Placing auto-oriented retail and other "destinations" at these locations, improves the "reach" of retailers into the auto-oriented and auto-dependent segments of the market.20 However, this accessibility advantage, which consumers associate with convenience and low retail prices, is incompatible with the design goals of the Growth Plan, which promote the mixing of uses and the placement of sites for everyday activities closer to where people live, work, and play.
The Growth Plan proposes the long-term development of an alternative "value-added" landscape around highway interchanges (as well as ports, rail yards, and airports), a landscape that includes, "areas for manufacturing, warehousing, and associated retail, office and ancillary facilities, where appropriate" (MPIR, 2006, 19, emphasis added). However, since many of these areas already contain power retail and associated parking lots, the opportunity to establish manufacturing or other types of employment use in some of these places may have passed. A land use inventory that documents what is currently in place in these locations is needed to support the Growth Plan's policies in this area.
The on-going expansion of unenclosed power centres at the intersection of major arterials, and around highway interchanges essentially forces consumers to use their cars more, not only to get to these centres, but to also navigate their way around these islands of retail activity surrounded by parking lots. Similarly, recent mall development (i.e., Vaughan Mills) and re-development has added external big-box retailers and services to the periphery of enclosed shopping venues, thereby turning the malls "inside out," and entrenching auto-dependency. Nevertheless, the on-going redevelopment (and re-use) of existing retail locations provide substantial opportunities to encourage more sustainable development, provided that these opportunities can be seized.

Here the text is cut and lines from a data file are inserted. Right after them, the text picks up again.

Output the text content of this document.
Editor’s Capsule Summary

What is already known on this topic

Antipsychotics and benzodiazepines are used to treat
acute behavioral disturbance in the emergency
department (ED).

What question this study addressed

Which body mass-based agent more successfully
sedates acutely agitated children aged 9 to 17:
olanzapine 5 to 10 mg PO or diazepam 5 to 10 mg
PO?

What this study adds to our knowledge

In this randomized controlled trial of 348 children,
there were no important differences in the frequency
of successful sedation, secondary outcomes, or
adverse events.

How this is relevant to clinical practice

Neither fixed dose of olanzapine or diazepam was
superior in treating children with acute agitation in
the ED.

Figure 16: Power retailing ('00s of retail square feet) and the 400-series highways
Notes
20. An individual can be auto-oriented (i.e., favouring the automobile) without being auto-dependent. For example, and insofar as neighbourhood density is an acceptable indicator of the potential for "auto-independence," Turcotte (2008) has shown that fewer than half of residents of urban neighbourhoods take at least one trip per day by car as the driver.